Per-layer Precision Optimization Level (POL) is a powerful feature that allows for fine-grained control over the precision level of individual operations within a model. This capability offers significant advantages in terms of improving model convergence stability and addressing numerical issues associated with low-precision data types used in kernels.

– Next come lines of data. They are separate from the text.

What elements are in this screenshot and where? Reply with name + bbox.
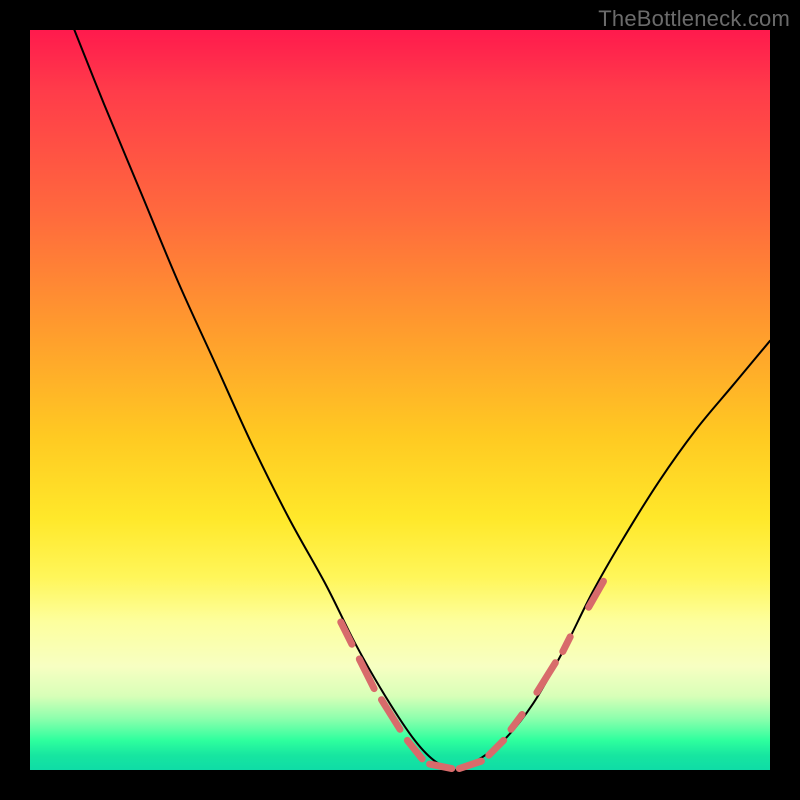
highlight-dashes [341,581,604,768]
highlight-dash [537,663,556,693]
plot-area [30,30,770,770]
watermark-text: TheBottleneck.com [598,6,790,32]
highlight-dash [459,761,481,768]
chart-frame: TheBottleneck.com [0,0,800,800]
curve-layer [30,30,770,770]
highlight-dash [563,637,570,652]
bottleneck-curve [74,30,770,770]
highlight-dash [430,764,452,768]
highlight-dash [407,740,422,759]
highlight-dash [489,740,504,755]
highlight-dash [511,715,522,730]
highlight-dash [341,622,352,644]
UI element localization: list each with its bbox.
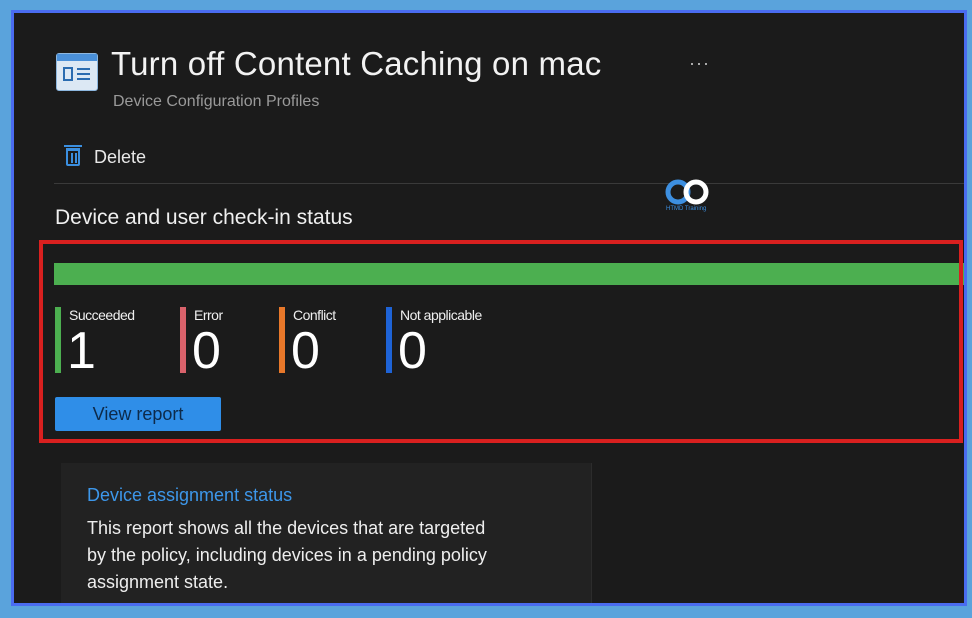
more-options-icon[interactable]: ···	[689, 53, 710, 74]
toolbar-divider	[54, 183, 964, 184]
device-assignment-description: This report shows all the devices that a…	[87, 518, 487, 592]
checkin-section-title: Device and user check-in status	[55, 206, 353, 229]
highlight-box	[39, 240, 963, 443]
page-title: Turn off Content Caching on mac	[111, 45, 602, 82]
blade-content: Turn off Content Caching on mac ··· Devi…	[22, 13, 964, 603]
page-subtitle: Device Configuration Profiles	[113, 93, 320, 110]
device-assignment-card: Device assignment status This report sho…	[61, 463, 592, 603]
delete-button[interactable]: Delete	[64, 143, 147, 171]
trash-icon	[64, 145, 82, 166]
watermark-text: HTMD Training	[666, 206, 707, 212]
delete-label: Delete	[94, 146, 147, 167]
configuration-profile-icon	[56, 53, 98, 91]
device-assignment-link[interactable]: Device assignment status	[87, 485, 292, 506]
portal-window: Turn off Content Caching on mac ··· Devi…	[11, 10, 967, 606]
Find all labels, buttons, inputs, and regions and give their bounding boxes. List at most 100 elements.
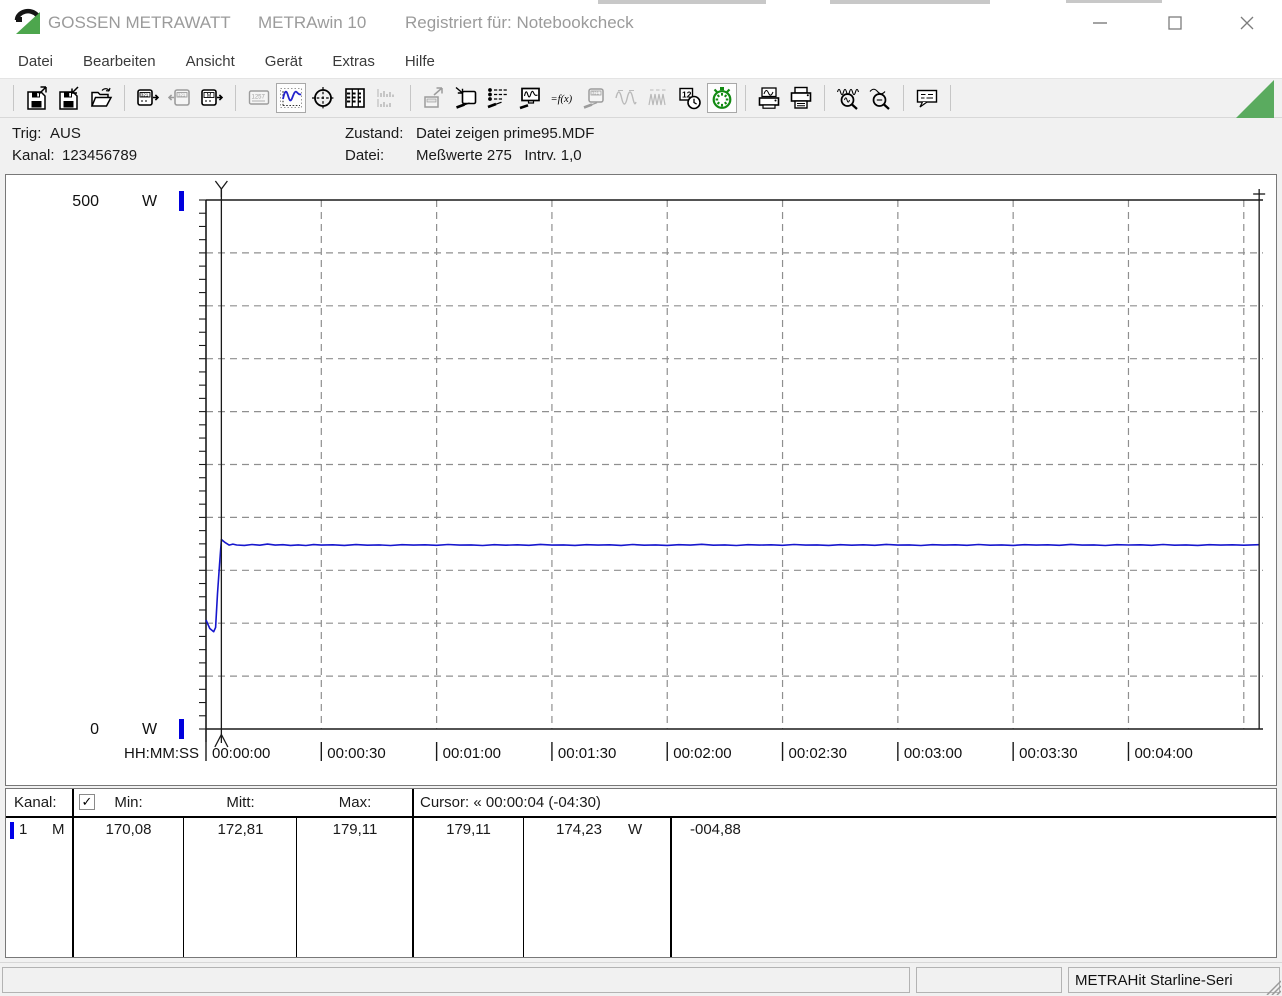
row-mode: M bbox=[52, 821, 65, 838]
x-tick-label: 00:01:00 bbox=[443, 745, 501, 762]
column-divider bbox=[72, 789, 74, 957]
status-bar: METRAHit Starline-Seri bbox=[0, 962, 1282, 996]
export-device-icon bbox=[419, 83, 449, 113]
x-tick-label: 00:02:30 bbox=[789, 745, 847, 762]
toolbar-separator bbox=[950, 85, 951, 111]
power-chart[interactable]: 500 W 0 W 00:00:00 00:00:30 00:01:00 00:01:30 00… bbox=[6, 175, 1276, 785]
monitor-settings-icon[interactable] bbox=[515, 83, 545, 113]
statusbar-panel bbox=[2, 967, 910, 993]
svg-text:321: 321 bbox=[178, 92, 186, 97]
close-icon[interactable] bbox=[1234, 12, 1260, 34]
state-value: Datei zeigen prime95.MDF bbox=[416, 125, 595, 142]
menu-bar: Datei Bearbeiten Ansicht Gerät Extras Hilfe bbox=[0, 44, 1282, 78]
column-divider bbox=[670, 818, 672, 957]
row-cursor1: 179,11 bbox=[446, 821, 491, 838]
channel-marker bbox=[179, 719, 184, 739]
svg-text:=f(x): =f(x) bbox=[551, 94, 573, 105]
device-memory-icon[interactable]: M bbox=[197, 83, 227, 113]
device-settings-icon[interactable] bbox=[483, 83, 513, 113]
row-unit: W bbox=[628, 821, 643, 838]
trigger-value: AUS bbox=[50, 125, 81, 142]
x-tick-label: 00:00:00 bbox=[212, 745, 270, 762]
cursor-view-icon[interactable] bbox=[308, 83, 338, 113]
row-max: 179,11 bbox=[332, 821, 378, 838]
chart-view-icon[interactable] bbox=[276, 83, 306, 113]
channel-color-marker bbox=[10, 822, 14, 839]
menu-item-gerät[interactable]: Gerät bbox=[260, 50, 308, 73]
toolbar: 321 321 M 1257 =f(x) 321 12 bbox=[0, 78, 1282, 118]
column-divider bbox=[183, 818, 184, 957]
x-tick-label: 00:04:00 bbox=[1134, 745, 1192, 762]
minimize-icon[interactable] bbox=[1087, 12, 1113, 34]
column-divider bbox=[412, 789, 414, 957]
mitt-header: Mitt: bbox=[226, 794, 255, 811]
chart-panel: 500 W 0 W 00:00:00 00:00:30 00:01:00 00:01:30 00… bbox=[5, 174, 1277, 786]
device-write-icon[interactable] bbox=[451, 83, 481, 113]
menu-item-bearbeiten[interactable]: Bearbeiten bbox=[78, 50, 161, 73]
channel-marker bbox=[179, 191, 184, 211]
row-mitt: 172,81 bbox=[217, 821, 264, 838]
pulse-output-icon bbox=[643, 83, 673, 113]
statusbar-panel bbox=[916, 967, 1062, 993]
file-value: Meßwerte 275 Intrv. 1,0 bbox=[416, 147, 582, 164]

Per-layer POL vs. Per-model POL#

There are two types of POL: per-model POL and per-layer POL.

Per-model POL

This approach sets a single precision level for the entire model using the CsConfig.precision_opt_level parameter. This method provides a simple and efficient way to control model precision but lacks the granularity to address specific numerical challenges in individual layers.

Per-layer POL

This approach allows for individual operations (layers) to be annotated with specific precision levels, including both forward and backward passes. This granularity enables a more precise and targeted approach to optimizing model performance and addressing numerical issues. It is achieved by utilizing the cstorch.pol decorator to annotate specific functions within the model code. The granularity of the POL annotation is determined by the content of the decorated function, allowing for individual operations or blocks of operations to be targeted. Importantly, per-layer POL overrides any per-model POL settings, ensuring that the specific operation precision takes precedence.

CSTorch API#

To annotate a layer or set of layers, use the cstorch.pol decorator. For example:

@cstorch.pol(level=0)
def fc1(x):
    out = self.fc1(x)
    return F.relu(out)

out = fc1(x)

This example demonstrates utilizing the cstorch.pol decorator to annotate all operations within the fc1 function with a precision level (POL) setting of 0. By default, cstorch.pol applies the specified precision level to both the forward pass operations as well as their corresponding gradients computation operations during backpropagation. However, the decorator accepts parameters to allow configuring precision policies independently for forward versus backward passes.

For example:

@cstorch.pol(bwd_level=0) # annotates only bwd pass ops.
def fc1(x):
    return self.fc1(x)

An alternative way of using the decorator is to pass a layer as a parameter instead of wrapping a function. For example, the example above is equivalent to:

cstorch.pol(bwd_level=0)(  # set POL parameters
    self.fc1                 # pass a layer (callable)
)(hidden_states)           # pass layer input arguments

To implement per-operation precision level (POL) annotations, the cstorch.pol API communicates with the Cerebras PyTorch backend. Specifically, it tags IR nodes in the Layerwise Tensor Compiler (LTC) intermediate representation with precision level attributes. These attributes are then propagated through the subsequent compilation stages on the Cerebras accelerator backend.

Note

Current implementation of per-layer POL only supports annotating MatMul operations. While future updates may expand support to additional operations, this limitation is currently in place.